La commissione Bilancio della Camera ha approvato un emendamento contenente l’articolo “Bonus malus sulle emissioni di CO2 g/km delle nuove autovetture”, che propone di introdurre una già ribattezzata “ecotassa” all’interno della legge di Bilancio 2019. Se la misura andasse in porto così com’è stata presentata già dal 1° gennaio 2019 verrebbe introdotta un’imposta crescente (dai 150 ai 3.000 euro) all’immatricolazione di auto nuove con emissioni di CO2 superiori ai 110 g/km, e parallelamente un incentivo – da 6.000 a 1.500 euro – all’acquisto di veicoli con emissioni tra 0 e 90 g/km di CO2.

Si tratta di un provvedimento giusto nelle intenzioni – ovvero ridurre le emissioni di gas serra del settore trasporti, pari in Italia a una quota del 25% sul totale – ma evidentemente disegnato in una totale assenza di concertazione che l’ha portato a scontentare in un colpo solo l’industria automobilistica, i suoi clienti meno benestanti, i demolitori di vecchi autoveicoli, gli ambientalisti e la metà leghista delle forze di maggioranza.

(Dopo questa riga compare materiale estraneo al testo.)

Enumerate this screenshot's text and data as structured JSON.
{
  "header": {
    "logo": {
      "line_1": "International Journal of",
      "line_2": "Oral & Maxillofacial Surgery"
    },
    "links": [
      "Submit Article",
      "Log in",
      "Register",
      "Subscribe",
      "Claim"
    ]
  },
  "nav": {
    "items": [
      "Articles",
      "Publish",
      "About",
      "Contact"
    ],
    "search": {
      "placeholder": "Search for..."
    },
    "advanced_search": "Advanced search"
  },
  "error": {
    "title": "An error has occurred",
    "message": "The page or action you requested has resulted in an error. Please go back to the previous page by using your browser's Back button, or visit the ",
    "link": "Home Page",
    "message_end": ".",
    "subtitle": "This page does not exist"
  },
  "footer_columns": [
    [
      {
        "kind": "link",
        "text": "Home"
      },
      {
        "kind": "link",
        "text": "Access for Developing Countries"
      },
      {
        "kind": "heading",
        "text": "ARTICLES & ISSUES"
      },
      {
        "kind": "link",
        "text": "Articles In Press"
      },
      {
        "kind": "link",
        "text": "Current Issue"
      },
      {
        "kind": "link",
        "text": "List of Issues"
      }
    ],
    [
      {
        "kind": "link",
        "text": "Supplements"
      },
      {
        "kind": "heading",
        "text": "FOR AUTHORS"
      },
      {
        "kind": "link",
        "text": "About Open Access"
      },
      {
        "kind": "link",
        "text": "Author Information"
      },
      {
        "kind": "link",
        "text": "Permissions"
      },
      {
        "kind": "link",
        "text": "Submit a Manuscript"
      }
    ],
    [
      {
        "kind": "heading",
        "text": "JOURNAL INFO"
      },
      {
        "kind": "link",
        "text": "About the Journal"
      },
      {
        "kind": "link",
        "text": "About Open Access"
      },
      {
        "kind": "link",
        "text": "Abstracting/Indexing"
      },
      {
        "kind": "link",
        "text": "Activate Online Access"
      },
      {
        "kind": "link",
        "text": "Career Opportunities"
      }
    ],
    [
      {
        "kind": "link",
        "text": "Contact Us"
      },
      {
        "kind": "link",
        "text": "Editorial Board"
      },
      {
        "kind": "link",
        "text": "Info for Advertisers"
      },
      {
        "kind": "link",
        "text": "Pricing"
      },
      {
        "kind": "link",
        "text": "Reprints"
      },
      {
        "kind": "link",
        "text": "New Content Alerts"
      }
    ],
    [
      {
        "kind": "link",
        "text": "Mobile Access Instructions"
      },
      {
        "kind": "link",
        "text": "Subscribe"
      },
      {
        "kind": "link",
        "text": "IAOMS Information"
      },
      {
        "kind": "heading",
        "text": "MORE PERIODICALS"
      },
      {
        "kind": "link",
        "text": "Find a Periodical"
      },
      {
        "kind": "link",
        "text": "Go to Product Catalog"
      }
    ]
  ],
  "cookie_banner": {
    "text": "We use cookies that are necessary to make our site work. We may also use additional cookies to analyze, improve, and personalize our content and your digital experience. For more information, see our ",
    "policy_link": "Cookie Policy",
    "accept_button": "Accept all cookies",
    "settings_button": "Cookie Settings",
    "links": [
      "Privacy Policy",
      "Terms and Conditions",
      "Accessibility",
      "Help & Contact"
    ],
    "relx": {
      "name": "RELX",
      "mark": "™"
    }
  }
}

Un buon record, che si riflette anche nel governo nazionale.

Mentre ad esempio il ministro dell’Ambiente Sergio Costa, espressione del M5S che ha lavorato all’emendamento, dichiara che «vogliamo cambiare il paradigma ambientale e l’emendamento sulle auto non inquinanti va proprio in questa direzione», il suo sottosegretario all’Ambiente Vannia Gava (Lega) sottolinea che «aumentare le tasse ai cittadini, punire i ceti medi, con formule astruse, alla Macron, e mettere in grande difficoltà tutta la filiera dell’industria automobilistica è una cosa che non ci interessa».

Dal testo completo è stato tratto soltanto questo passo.